Security can feel like playing for the New York Mets - there's a lot of ground to cover and many domains that need to work together. AppSec has this problem in spades - deep app knowledge, operational/infrastructure management, assurance, and security protocol expertise to develop the technical policies, all must work together to avoid collisions.
This mix of software, ops, assurance testing, and security protocols is quite important in a Security role more so than almost any IT function because security is a system level property but the mechanisms only work at a functional level. So each mechanism must make sense in a wider context and a project by project incremental view won't give you the security you need. I mentioned this as a core issue in a chat with Marcus Ranum:
Marcus Ranum: Gunnar, your blog (1 Raindrop) is one of my favorite security forums, since you seem to be as comfortable with “the big picture” strategic problems as well as the practicalities, and you do it fluently and coherently -- do you realize how rare that is?
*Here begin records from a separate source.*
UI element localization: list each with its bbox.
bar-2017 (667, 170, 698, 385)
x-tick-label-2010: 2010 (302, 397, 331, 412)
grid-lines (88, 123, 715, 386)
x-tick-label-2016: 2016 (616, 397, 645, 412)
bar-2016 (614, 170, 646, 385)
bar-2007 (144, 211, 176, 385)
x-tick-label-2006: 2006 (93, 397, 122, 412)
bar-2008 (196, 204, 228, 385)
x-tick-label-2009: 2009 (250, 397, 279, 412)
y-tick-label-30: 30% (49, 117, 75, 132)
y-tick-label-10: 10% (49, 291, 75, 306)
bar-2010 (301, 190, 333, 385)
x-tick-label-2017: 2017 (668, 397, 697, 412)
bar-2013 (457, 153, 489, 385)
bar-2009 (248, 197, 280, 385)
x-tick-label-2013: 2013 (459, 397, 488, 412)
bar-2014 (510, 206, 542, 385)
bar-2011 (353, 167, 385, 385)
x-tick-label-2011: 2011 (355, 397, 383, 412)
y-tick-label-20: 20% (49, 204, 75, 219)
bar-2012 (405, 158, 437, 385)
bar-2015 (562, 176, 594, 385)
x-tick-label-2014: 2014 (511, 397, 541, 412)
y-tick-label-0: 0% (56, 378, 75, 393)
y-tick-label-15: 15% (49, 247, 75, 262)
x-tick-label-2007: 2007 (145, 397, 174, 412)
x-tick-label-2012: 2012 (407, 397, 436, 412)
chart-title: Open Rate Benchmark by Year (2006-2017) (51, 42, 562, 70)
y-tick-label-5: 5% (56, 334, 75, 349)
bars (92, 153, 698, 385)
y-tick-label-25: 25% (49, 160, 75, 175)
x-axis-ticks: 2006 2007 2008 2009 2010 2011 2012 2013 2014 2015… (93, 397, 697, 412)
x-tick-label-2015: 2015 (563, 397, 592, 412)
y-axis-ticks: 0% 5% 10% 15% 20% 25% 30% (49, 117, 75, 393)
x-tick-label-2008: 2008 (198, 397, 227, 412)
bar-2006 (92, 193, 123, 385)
Gunnar Peterson: Thanks for the kind words on the blog. In terms of bouncing between big picture and practical issues, I think this is a must in security. We’re vulnerable to poor design and implementation. Getting the level of abstraction calibrated correctly is one of the enduring challenges in infosec. How many times have we seen a big picture policy or architecture document essentially filled with low-level configuration settings that offer no strategic guidance? Conversely, we often see low-level implementations where the assumptions inherent in the implementation cascade back up through the big picture and ripple through the whole security architecture: “Well of course for this little widget to run you have to open XYZ firewall ports, disable the sandbox, and send everything in the clear.”
So the challenge in security architecture is clear separation between the views and artifacts for big picture versus practical views, and then working toward making the decisions implicit then consistent across both.
The person who knows fuzzing is likely not the same one who knows Splunk and NAT and not the same person who knows SAML and Kerberos, and making sure they all work cohesively is fundamental to success. A working model is needed. Like the architecture example, the Security DevOps role exists informally in many organizations - its the people who cut across the siloes to get the hard stuff done, but it would not hurt to see a formal Security DevOps role emerge.